Veteran Suicide Awareness
As Veteran’s Day approaches, many will acknowledge and feel thankful for those who have served our country with all they have. But after the day of remembrance is over, there are still millions of veterans struggling, hurting, and in need of quality services and connection.
Suicide isn’t a fun topic to hear about or discuss. But it’s a very real and problematic truth in our nation, especially for the veteran population.
Statistics on Veteran Suicide
- On average, 17 veterans, and 2 service members, take their own lives each day. (This number may in fact be even higher than what is documented.)
- The Department of Veteran Affairs reported that in 2019, 6,261 veterans died by suicide.
- Veterans in the age bracket of 18-34 have a 3x higher risk of suicide than those in the general population (non-veterans) of the same age.
- Women veterans are also twice as likely to commit suicide as non-veteran women.
Suicide does not have an easy fix. There is not a one-stop shop or solution to solving this problem. So many things affect the high suicide rate of veterans. Mental and physical issues, disorders, health, connection, and access to quality care and treatment play a huge part in this.
New Goals for Suicide Prevention
President Biden and his administration have just released new goals and strategies to focus on more prevention of veteran and military suicides. A full report of this plan is available here but we’ll summarize some of the highlights on this post.
Lethal Means Access
- There is a strong correlation of veteran suicides and lethal means. Studies show if there is a time gap in between when the veteran is feeling suicidal, and their immediate access to lethal means, such as firearms or drugs, the likelihood of suicide goes down significantly.
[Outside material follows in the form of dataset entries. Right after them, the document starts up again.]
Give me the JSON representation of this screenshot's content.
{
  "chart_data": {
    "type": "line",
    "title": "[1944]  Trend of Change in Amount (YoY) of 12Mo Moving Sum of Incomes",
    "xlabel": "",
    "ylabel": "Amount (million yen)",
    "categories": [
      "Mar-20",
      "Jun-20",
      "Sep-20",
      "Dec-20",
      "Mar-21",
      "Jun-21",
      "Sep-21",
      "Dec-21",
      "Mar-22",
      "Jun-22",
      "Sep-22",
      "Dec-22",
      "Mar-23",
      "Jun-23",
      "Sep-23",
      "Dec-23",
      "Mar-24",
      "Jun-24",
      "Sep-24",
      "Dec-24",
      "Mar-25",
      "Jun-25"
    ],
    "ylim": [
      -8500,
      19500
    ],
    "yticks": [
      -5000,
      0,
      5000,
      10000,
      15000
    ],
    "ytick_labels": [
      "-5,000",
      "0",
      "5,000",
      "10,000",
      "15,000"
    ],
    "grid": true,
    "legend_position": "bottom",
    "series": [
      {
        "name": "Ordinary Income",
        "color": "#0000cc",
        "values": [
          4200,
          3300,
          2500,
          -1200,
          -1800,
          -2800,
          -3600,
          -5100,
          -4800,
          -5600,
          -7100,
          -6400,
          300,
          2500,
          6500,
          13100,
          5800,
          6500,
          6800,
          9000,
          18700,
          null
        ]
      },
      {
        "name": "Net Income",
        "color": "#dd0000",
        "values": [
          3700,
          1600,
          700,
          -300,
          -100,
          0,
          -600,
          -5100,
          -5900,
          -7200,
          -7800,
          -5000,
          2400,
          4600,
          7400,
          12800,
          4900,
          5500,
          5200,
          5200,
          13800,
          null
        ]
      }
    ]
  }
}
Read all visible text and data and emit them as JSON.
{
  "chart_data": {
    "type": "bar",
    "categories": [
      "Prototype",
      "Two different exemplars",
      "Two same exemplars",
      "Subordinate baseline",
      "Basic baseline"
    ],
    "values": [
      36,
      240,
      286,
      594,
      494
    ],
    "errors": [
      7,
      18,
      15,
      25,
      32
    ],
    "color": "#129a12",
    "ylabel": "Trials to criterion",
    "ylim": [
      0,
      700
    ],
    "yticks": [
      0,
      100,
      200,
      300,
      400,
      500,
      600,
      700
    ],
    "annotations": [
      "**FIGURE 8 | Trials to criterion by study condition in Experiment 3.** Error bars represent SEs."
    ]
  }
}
However, when lethal means are readily available (such as firearms, prescription, or illegal drugs in the home) there isn’t a time gap that occurs before action takes place.
- Part of this new strategy will involve organizations and agencies, such as the Departments of Defense (DOD), Health and Human Services (HHS), Homeland Security (DHS), Justice (DOJ), and Veterans Affairs (VA), as well as the Office of Emergency Medical Services within the Department of Transportation (DOT), raising awareness with service members, veterans, and their families, providing more specialized education and training for healthcare providers on this subject, and considering the possibility of introducing new programs that reduce access to lethal means. They have communicated plans for a campaign that focuses on safe storage of firearms and medications.
Overhauling Care for Crisis and Transitioning from Crisis Care
- Easy access to knowledgeable, on-point crisis care is crucial for those who are at risk of suicide. The focus of this strategy will be to improve crisis and emergency care, but to also heavily increase the follow through and care that comes after the crisis visit or intervention.
- Historically, if a veteran seeks care for suicidal thoughts or tendencies and gets that immediate care and initial emergent visit, there hasn’t been consistent after-care (including treatment plans, counseling, check-ins, etc) occurring to keep the veteran plugged in and followed up with. There will also be a directive that focuses on early intervention and identifying those who may be at highest risk, to provide awareness, care and outreach before a crisis occurs.
Better Availability and Execution of Effective Care
- Quality care doesn’t make much difference if it isn’t easily accessible and known to the veteran population. Access to, and knowledge of, evidence-based care makes a HUGE difference in suicide risk. This strategy will aim to reduce obstacles to obtaining quality mental health care, and give more encouragement for veterans and military persons, and their families, to seek care.
- Some of the action items for this could include getting rid of or lowering copays or out of pocket payment for appointments and treatment, ensuring confidentiality, eliminating any discriminatory factors in care, better education and training for suicide risk assessment to those providing mental health care to veterans, and more.
Shining Light on Risk AND Protective Factors
- Being transparent and upfront about things that may increase an individual’s likelihood for suicide are crucial BEFORE they get to the point where these factors are already at play. These include, but are not limited to: stress and strain of transitioning to civilian/veteran life after serving, mental and emotional health issues, physical deterioration, illnesses and limitations, lack of adequate housing, financial strain and difficulties, legal matters, trouble with being prepared or qualified for a steady, quality job, unemployment, and much more.
- On the flip side, educating on the things that reduce risk are also important. This looks like teaching coping skills, self-care and awareness, critical thinking and problem-solving, and encouraging connectiveness to others through socialization, groups, seeking care, and more.
- The White House says they will work to accomplish this by increasing help and knowledge on financial wellbeing and planning, access to housing, food, job skill trainings and further educational opportunities, and increased support and awareness of transition from military to civilian life.
Increasing data sharing and integration between agencies
- There is a huge need for the research and data on military and veteran suicide risk and prevention that is available to be shared and cross-functional. This strategy will aim to ensure that this data is integrated and consistently evaluated and used across multiple organizations to increase understanding and outreach capabilities. More research and program evaluation methods will be conducted to help this strategy.
If you are struggling with thoughts of suicide or self harm, please immediately reach out! Help is available; don’t suffer in silence or take action.